How Accra Celebrated Independence Anniversary
By Poku Adaa, our correspondent who was in Accra.
Produced by Harunna Attah, the current Director of the Film Corporation, it showed the early days of the revolution when cocoa was being carted by student and youth groups, then the activities of PDC's in checking smuggling across Ghana's borders. At one point, young men in khaki shorts suddenly sprung up from beside way- side bushes to attack bicycle riders carrying loads on their pillions.
The work of the Citizens Vetting Committee showed Ato Ahwoi in close-up singing the praises of the committee in their campaign to arrest tax dodgers. Alone in a hall that looked like a church, he recited virtues of the committee: "The CVC is mainly a revenue-collecting institution which has successfully increased government revenue by allowing guilty people to confess their crimes in secret instead of publicly exposing them. There was Mawuse Dake, the grey-haired Marxist propounding theories about how village and cottage cadres and organs of the revolution have contributed to the success of the revolution. Finally, the exodus of Ghanaians from Nigeria attributed enormous credit and praise to the PNDC, PDC's and WDC's for the magnanimity bestowed to their unfortunate compatriots.
Obed Asamoah beaming with smiles talked about the altered images of Ghana in international relations. The programme ended with Ephraim Amu's verse on the Ghanaian patriotic song: "Yen ara asase ni" (This is our own land).

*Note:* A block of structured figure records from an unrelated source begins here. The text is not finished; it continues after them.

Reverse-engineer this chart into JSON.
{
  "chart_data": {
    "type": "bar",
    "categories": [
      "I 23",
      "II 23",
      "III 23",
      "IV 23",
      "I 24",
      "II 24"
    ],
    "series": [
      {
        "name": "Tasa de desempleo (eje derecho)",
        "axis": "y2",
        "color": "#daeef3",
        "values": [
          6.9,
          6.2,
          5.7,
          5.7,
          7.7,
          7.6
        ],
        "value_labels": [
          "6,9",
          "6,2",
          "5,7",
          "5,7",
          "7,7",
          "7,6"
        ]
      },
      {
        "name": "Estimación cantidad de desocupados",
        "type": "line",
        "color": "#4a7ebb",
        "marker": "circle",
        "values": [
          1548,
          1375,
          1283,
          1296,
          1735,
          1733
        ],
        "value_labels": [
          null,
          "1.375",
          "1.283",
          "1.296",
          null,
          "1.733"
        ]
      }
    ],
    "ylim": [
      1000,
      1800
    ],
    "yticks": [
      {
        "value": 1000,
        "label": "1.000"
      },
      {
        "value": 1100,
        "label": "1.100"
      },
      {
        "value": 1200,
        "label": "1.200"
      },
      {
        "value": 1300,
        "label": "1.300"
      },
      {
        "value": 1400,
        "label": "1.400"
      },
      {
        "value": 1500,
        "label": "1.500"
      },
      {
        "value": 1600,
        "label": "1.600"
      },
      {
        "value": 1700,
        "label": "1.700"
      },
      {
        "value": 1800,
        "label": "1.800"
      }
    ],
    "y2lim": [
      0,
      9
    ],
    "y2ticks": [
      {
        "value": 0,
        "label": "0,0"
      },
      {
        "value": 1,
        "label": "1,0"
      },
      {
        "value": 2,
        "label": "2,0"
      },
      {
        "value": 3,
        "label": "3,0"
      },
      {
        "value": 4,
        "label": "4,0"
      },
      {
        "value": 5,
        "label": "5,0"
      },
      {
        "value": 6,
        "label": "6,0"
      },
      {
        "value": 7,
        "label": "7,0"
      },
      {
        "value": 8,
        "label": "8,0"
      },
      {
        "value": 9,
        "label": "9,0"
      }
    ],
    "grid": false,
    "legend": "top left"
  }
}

On the day of the anniversary, the proposed address to the nation by Flt-Lt J. J. Rawlings was postponed to the early evening "when all households have electricity". The early morning was the parade at the Independence Square where school children from Accra-Tema marched past the Chairman of the PNDC and leader of the Revolution against the background of religious music and the commentators praises of the aims and direction of the revolution. "Governments have come, governments have gone, but the PNDC remains as steady as a rock in the helm of affairs".
The PNDC Chairman's speech at the parade supposedly aimed at the youth was the usual rhetoric, a preach of morality to the youth, a castigation of the educational system that has bred a morally decadent youth and wreaked hardship on the children of our future generation.
The rest of the afternoon was for the Ghanaian populace still unabashed, still unfettered by the growing canker of political ineptitude around them. Labadi Pleasure Beach was the scene of joyous activity with picnic goers and carefree holiday makers. Right from Osu towards Tema, traffic was at a complete standstill with parked cars virtually choking the road to a halt. "Ghanaians are a remarkable people, resilient and full of smiles even in adverse perversity" said one happy-go-lucky chap saturated with beer at 80 cedis per bottle.